By LAURA M. HOLSON Published: July 29, 2008Verizon Communications is having a harder time pushing its television service, which competes with the big cable companies, but the company said the slowing economy had not hurt its cellphone business.
In releasing its earnings report on Monday, Verizon said it added 1.5 million new wireless customers, the same number as last quarter. It was 25 percent fewer than the two million it added in the fourth quarter of 2007, but Verizon Wireless, which is a joint venture with Vodafone, said its churn rate - the pace at which customers defect to other carriers - fell to 1.1 percent from 1.2 percent in the previous quarter. By comparison, Sprint Nextel has a churn rate of 2.45 percent. Analysts, however, were concerned about the pace at which Verizon was winning customers for its fiber optic delivery of television programming, called FiOS TV. Verizon added 176,000 customers in the last three months, compared with 263,000 customers in its first quarter. In addition, the company said it added 187,000 FiOS Internet customers.
"That FiOS is already seeing a sequential deceleration is a startling development," a communications analyst at Sanford C. Bernstein & Company, Craig Moffett, wrote in a research report.
Dennis F. Strigl, Verizon's president, was puzzled by analysts' questioning of Verizon's FiOS results.
"I'm not sure where the concern is coming from," Mr. Strigl said in an interview after the company reported its second-quarter results.
He said it cost Verizon less to acquire FiOS television customers in the second quarter than it did six months ago because the company had been offering new customers a free 19-inch high-definition television, which cost the company $200 each. (The televisions were an incentive only in the first quarter.)
Verizon began offering the FiOS service, which the company hopes will compete with the major cable companies, in New York City on Monday. But as the slower adoption rates show, Verizon is entering a hotly competitive market where customers are as jealously guarded as a seat on a crowded subway.
Verizon sued Time Warner Cable earlier this year, saying some of its rival's commercials included false and misleading statements. And Verizon has sparred with Comcast and Time Warner over marketing techniques that Verizon was using to retain customers who wanted to switch to a competitor.
In June, the Federal Communications Commission said Verizon could not talk customers out of switching to another phone service provider while waiting for their phone numbers to be transferred, a victory for Comcast and Time Warner Cable, which filed a complaint in February. "It's a natural phenomenon," Mr. Strigl said of the aggressive customer tactics. "It happened in the early days of the wireless business."
Verizon reported second-quarter net income of $1.88 billion, or 66 cents a share, a 12 percent increase compared with profit of $1.68 billion, or 58 cents a share, in the second quarter of last year. Revenue increased slightly to $24.1 billion, from $23.3 billion a year ago. Mr. Strigl said he was pleased with the results.

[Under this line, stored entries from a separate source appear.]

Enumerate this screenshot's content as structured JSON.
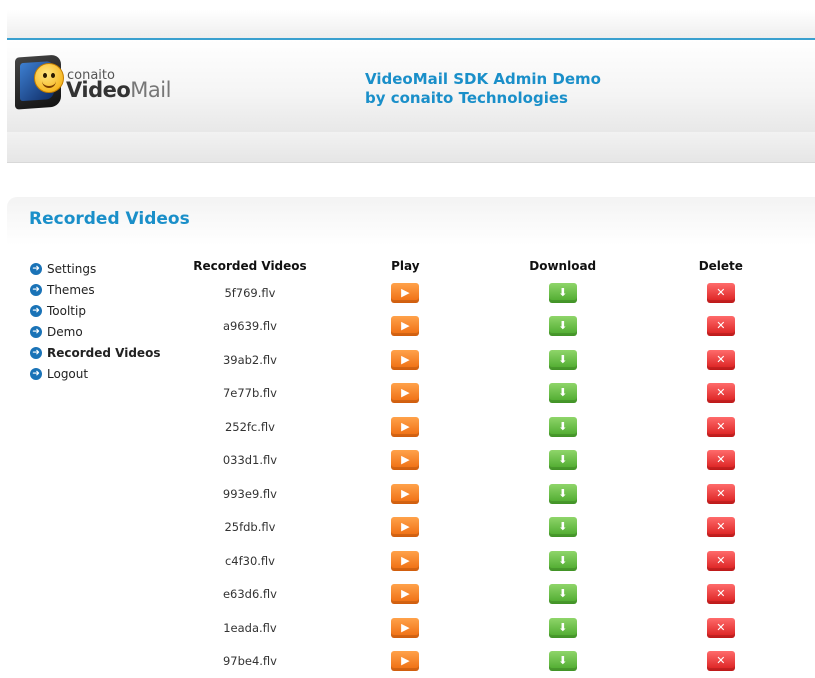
{
  "header": {
    "logo_small": "conaito",
    "logo_big_bold": "Video",
    "logo_big_light": "Mail",
    "title_line1": "VideoMail SDK Admin Demo",
    "title_line2": "by conaito Technologies"
  },
  "section": {
    "title": "Recorded Videos"
  },
  "sidebar": {
    "items": [
      {
        "label": "Settings",
        "active": false
      },
      {
        "label": "Themes",
        "active": false
      },
      {
        "label": "Tooltip",
        "active": false
      },
      {
        "label": "Demo",
        "active": false
      },
      {
        "label": "Recorded Videos",
        "active": true
      },
      {
        "label": "Logout",
        "active": false
      }
    ]
  },
  "table": {
    "headers": [
      "Recorded Videos",
      "Play",
      "Download",
      "Delete"
    ],
    "rows": [
      "5f769.flv",
      "a9639.flv",
      "39ab2.flv",
      "7e77b.flv",
      "252fc.flv",
      "033d1.flv",
      "993e9.flv",
      "25fdb.flv",
      "c4f30.flv",
      "e63d6.flv",
      "1eada.flv",
      "97be4.flv"
    ]
  },
  "icons": {
    "nav_bullet": "arrow-right-circle-icon",
    "play": "play-icon",
    "download": "download-arrow-icon",
    "delete": "x-delete-icon"
  },
  "colors": {
    "accent": "#1a8fc9",
    "play": "#f07a1a",
    "download": "#5bb83a",
    "delete": "#e02a2a"
  }
}
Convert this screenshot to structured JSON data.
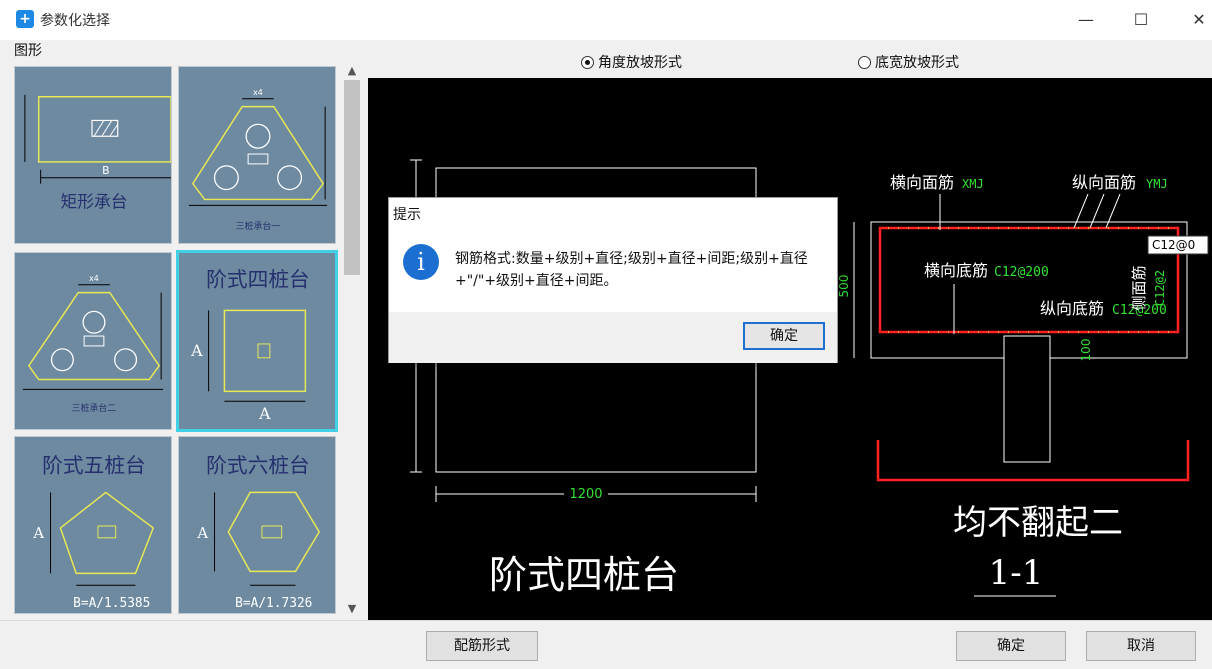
{
  "window": {
    "title": "参数化选择",
    "app_icon": "+",
    "minimize": "—",
    "maximize": "☐",
    "close": "✕"
  },
  "left": {
    "group_label": "图形",
    "thumbs": [
      {
        "label": "矩形承台",
        "dim_b": "B"
      },
      {
        "label": "三桩承台一",
        "dim": "x4"
      },
      {
        "label": "三桩承台二",
        "dim": "x4"
      },
      {
        "label": "阶式四桩台",
        "dim_a": "A"
      },
      {
        "label": "阶式五桩台",
        "dim_a": "A",
        "formula": "B=A/1.5385"
      },
      {
        "label": "阶式六桩台",
        "dim_a": "A",
        "formula": "B=A/1.7326"
      }
    ]
  },
  "right": {
    "radio_angle": "角度放坡形式",
    "radio_width": "底宽放坡形式",
    "cad": {
      "plan_width": "1200",
      "plan_title": "阶式四桩台",
      "label_xmj": "横向面筋",
      "code_xmj": "XMJ",
      "label_ymj": "纵向面筋",
      "code_ymj": "YMJ",
      "label_xdj": "横向底筋",
      "code_xdj": "C12@200",
      "label_ydj": "纵向底筋",
      "code_ydj": "C12@200",
      "side_label": "侧面筋",
      "side_code": "C12@2",
      "height_500": "500",
      "height_100": "100",
      "tooltip": "C12@0",
      "section_note": "均不翻起二",
      "section_name": "1-1"
    }
  },
  "dialog": {
    "title": "提示",
    "icon": "i",
    "message": "钢筋格式:数量+级别+直径;级别+直径+间距;级别+直径+\"/\"+级别+直径+间距。",
    "ok": "确定"
  },
  "bottom": {
    "rebar_button": "配筋形式",
    "ok_button": "确定",
    "cancel_button": "取消"
  }
}
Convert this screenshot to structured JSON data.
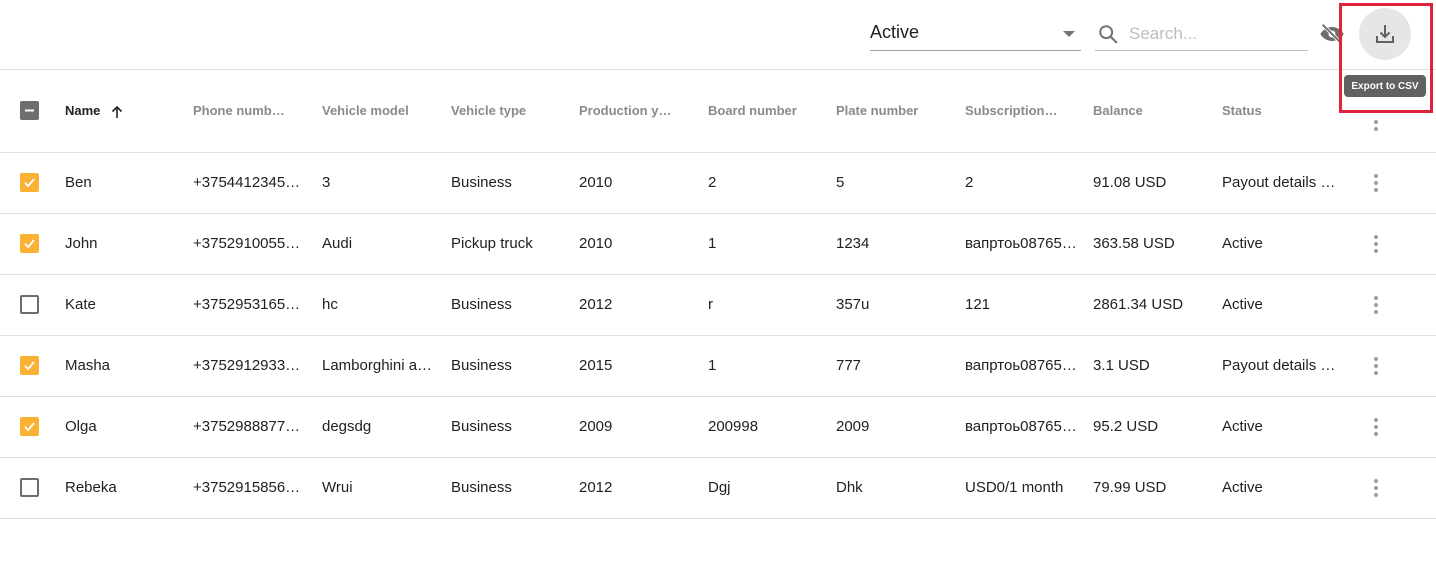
{
  "toolbar": {
    "status_filter": {
      "value": "Active"
    },
    "search": {
      "placeholder": "Search...",
      "value": ""
    },
    "hide_columns_icon": "eye-off-icon",
    "export_icon": "download-icon",
    "export_tooltip": "Export to CSV",
    "highlight_color": "#e0223a"
  },
  "table": {
    "columns": [
      "Name",
      "Phone numb…",
      "Vehicle model",
      "Vehicle type",
      "Production y…",
      "Board number",
      "Plate number",
      "Subscription…",
      "Balance",
      "Status"
    ],
    "sort": {
      "column": "Name",
      "direction": "ascending"
    },
    "select_all_state": "indeterminate",
    "checkbox_color": "#f9b233",
    "rows": [
      {
        "selected": true,
        "name": "Ben",
        "phone": "+3754412345…",
        "model": "3",
        "type": "Business",
        "year": "2010",
        "board": "2",
        "plate": "5",
        "subscription": "2",
        "balance": "91.08 USD",
        "status": "Payout details …"
      },
      {
        "selected": true,
        "name": "John",
        "phone": "+3752910055…",
        "model": "Audi",
        "type": "Pickup truck",
        "year": "2010",
        "board": "1",
        "plate": "1234",
        "subscription": "вапртоь08765…",
        "balance": "363.58 USD",
        "status": "Active"
      },
      {
        "selected": false,
        "name": "Kate",
        "phone": "+3752953165…",
        "model": "hc",
        "type": "Business",
        "year": "2012",
        "board": "r",
        "plate": "357u",
        "subscription": "121",
        "balance": "2861.34 USD",
        "status": "Active"
      },
      {
        "selected": true,
        "name": "Masha",
        "phone": "+3752912933…",
        "model": "Lamborghini a…",
        "type": "Business",
        "year": "2015",
        "board": "1",
        "plate": "777",
        "subscription": "вапртоь08765…",
        "balance": "3.1 USD",
        "status": "Payout details …"
      },
      {
        "selected": true,
        "name": "Olga",
        "phone": "+3752988877…",
        "model": "degsdg",
        "type": "Business",
        "year": "2009",
        "board": "200998",
        "plate": "2009",
        "subscription": "вапртоь08765…",
        "balance": "95.2 USD",
        "status": "Active"
      },
      {
        "selected": false,
        "name": "Rebeka",
        "phone": "+3752915856…",
        "model": "Wrui",
        "type": "Business",
        "year": "2012",
        "board": "Dgj",
        "plate": "Dhk",
        "subscription": "USD0/1 month",
        "balance": "79.99 USD",
        "status": "Active"
      }
    ]
  }
}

Verizon, like AT&T, Sprint Nextel and T-Mobile, sees data as the growth engine of its wireless business.
Mr. Strigl said more than 30 percent of the mobile devices Verizon is selling have access to the Internet, and also receive and send e-mail and text messages. By contrast, he said, "a year ago it was half that."
Verizon's expansion efforts could be thwarted if union-represented employees walk out when their contract expires on Aug. 2. (They voted last week to authorize a strike.) Verizon executives said they were confident that a resolution would be reached.
Mr. Strigl conceded that there was one area that had disappointed Verizon. The company lost 133,000 customers for its D.S.L. Internet service, which uses phone lines.
The loss had nothing to do with the flagging economy, he said. Many analysts have feared that customers tend to drop costly services when personal budgets need to be trimmed. Mr. Strigl attributed the loss to some customers switching to FiOS, while others defected to competitors. Verizon also lost 920,000 residential and business telephone lines - they now tally 38.3 million - a decline of 8.5 percent year over year. The drop was steeper among residential customers, an 11.4 percent drop compared with the same period a year ago.